Der Satz „England ist krank, und es ist nicht allein“ eröffnet den Titelsong des neuen, vierten Maximo Park-Studio-Albums „The National Health“. Nach drei Jahren Pause meldet sich das Quintett kritischer denn je zurück...
„Wir ignorieren das reale Leben nicht, wir sind nicht allein mit den Problemen, die wir haben“, sagt Sänger Paul Smith. „Wenn Du nach Deutschland kommst, wird dir die ökonomische Krise auch hier bewusst. Mit Amerika verhält es sich ebenso. Wir wollen auf Missstände hinweisen, aber nicht vorgeben, was die Leute denken sollen. Das wäre gefährliches, politisches Denken. Wir möchten die Menschen eher für die Probleme sensibilisieren, Fragen stellen.“Smith ist ein sehr freundlicher, zumeist Hut tragender, nachdenklicher Mensch, der der Arbeiterschicht entstammt.
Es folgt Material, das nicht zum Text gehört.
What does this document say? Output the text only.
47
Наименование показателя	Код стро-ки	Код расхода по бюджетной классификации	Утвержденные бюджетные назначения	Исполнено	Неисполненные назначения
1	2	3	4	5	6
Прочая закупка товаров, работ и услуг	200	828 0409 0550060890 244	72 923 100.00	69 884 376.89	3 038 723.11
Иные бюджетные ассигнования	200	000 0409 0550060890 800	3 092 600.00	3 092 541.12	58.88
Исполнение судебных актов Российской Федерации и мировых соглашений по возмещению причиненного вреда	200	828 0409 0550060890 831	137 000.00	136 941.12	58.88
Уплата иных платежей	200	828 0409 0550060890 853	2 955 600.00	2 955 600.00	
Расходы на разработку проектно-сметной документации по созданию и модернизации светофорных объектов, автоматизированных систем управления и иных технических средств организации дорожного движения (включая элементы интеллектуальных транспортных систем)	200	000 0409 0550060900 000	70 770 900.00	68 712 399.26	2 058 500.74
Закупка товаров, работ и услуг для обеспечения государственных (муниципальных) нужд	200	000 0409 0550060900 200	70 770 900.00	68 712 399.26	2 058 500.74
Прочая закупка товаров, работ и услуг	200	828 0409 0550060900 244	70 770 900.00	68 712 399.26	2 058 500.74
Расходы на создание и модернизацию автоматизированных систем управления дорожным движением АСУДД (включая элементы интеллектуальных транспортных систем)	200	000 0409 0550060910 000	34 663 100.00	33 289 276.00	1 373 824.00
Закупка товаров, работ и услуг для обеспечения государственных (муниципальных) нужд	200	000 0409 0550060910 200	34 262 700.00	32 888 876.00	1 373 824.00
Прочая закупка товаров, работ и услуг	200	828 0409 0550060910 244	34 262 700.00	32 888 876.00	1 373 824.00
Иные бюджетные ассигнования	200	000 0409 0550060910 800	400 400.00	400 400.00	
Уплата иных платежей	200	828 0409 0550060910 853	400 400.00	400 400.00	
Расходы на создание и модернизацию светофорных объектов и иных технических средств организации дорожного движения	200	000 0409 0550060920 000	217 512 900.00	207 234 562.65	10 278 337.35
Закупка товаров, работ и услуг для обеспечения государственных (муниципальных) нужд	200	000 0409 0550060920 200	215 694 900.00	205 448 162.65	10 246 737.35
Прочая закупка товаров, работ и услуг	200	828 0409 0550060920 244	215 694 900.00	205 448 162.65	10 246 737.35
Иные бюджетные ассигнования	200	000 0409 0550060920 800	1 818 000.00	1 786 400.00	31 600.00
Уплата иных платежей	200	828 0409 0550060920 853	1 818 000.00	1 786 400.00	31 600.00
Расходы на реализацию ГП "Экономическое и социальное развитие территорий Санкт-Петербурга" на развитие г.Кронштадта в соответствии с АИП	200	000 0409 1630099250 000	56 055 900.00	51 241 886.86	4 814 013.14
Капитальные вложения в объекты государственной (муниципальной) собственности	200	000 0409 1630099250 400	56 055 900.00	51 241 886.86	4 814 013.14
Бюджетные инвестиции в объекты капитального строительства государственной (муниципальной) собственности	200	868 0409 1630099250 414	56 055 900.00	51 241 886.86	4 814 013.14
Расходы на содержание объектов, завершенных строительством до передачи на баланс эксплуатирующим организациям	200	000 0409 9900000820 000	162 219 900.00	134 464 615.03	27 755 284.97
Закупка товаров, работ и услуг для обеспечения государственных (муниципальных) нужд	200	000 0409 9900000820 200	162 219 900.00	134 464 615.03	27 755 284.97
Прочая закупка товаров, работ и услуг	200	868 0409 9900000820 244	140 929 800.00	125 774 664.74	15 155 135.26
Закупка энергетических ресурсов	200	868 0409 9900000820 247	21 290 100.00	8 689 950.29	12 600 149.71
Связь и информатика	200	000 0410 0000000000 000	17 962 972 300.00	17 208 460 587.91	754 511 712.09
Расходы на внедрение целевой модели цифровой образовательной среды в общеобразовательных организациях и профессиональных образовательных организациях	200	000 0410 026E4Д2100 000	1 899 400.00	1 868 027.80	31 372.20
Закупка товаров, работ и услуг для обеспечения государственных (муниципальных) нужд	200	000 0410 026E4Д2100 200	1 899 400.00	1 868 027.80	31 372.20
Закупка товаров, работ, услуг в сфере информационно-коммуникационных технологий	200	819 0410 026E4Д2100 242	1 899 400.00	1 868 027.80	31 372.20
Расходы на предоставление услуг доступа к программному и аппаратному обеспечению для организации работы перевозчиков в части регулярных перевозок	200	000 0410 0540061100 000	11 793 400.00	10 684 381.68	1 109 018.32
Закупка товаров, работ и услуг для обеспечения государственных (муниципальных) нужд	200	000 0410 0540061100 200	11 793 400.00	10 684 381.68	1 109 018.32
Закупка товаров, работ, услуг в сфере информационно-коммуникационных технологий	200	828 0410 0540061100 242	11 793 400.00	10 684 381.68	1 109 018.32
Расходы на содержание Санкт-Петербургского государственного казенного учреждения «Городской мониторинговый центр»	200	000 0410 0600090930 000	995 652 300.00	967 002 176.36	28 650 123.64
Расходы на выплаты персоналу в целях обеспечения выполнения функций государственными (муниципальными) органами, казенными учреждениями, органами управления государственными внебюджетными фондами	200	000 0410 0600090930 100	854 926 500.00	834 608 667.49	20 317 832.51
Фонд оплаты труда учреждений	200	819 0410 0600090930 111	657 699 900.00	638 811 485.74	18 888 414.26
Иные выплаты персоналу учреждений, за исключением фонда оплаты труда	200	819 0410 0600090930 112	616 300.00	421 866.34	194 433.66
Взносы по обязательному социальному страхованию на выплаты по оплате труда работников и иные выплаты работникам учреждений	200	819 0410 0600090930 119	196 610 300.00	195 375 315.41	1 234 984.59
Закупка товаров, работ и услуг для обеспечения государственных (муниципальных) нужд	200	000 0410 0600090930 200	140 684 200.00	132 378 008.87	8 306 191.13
„Die Regierungen sind sehr weit weg vom Geschehen. Doch wir können etwas tun in unserer Gemeinschaft!“
Maximo Park macht zumindest gute Musik, drückt Gefühle durch elektrische Gitarren aus. „Die Vocals kommen direkt aus dem Herzen, dass ist ein Schlüssel des Albums.“
Smith erinnert zudem an Worte eines anderen Künstlers: „John Lydon sang `Anger is an energy´ (Anmerk. d. Verf.: Public Image LTD, „Rise“). Der Zorn unserer Scheibe ist die Entrüstung über die Kontrolle allerorten. Diese Welt ist nicht gut derzeit, aber wir können sie ändern! `I ship my own world´ heißt es nicht umsonst in dem neuen Track `Wolf Among Men´. Lydon hat mit seiner `Metal Box´ bereits früh (1979) futuristische Sounds aufgenommen und verpackt. Das kallrosa unserer CD soll ebenfalls sagen: Hört Euch das mal an!“
Smith und der ebenfalls zum Interview erschiene Gitarrist Duncan Lloyd (nicht angereist waren Archis Tiku, Bass; Tom English, Drums; Lukas Wooller, Keyboard) betonen, vom Punk inspiriert zu sein, auch wenn Maximo Park eher den Elektro-Gitarren-Musik-Funken versprüht.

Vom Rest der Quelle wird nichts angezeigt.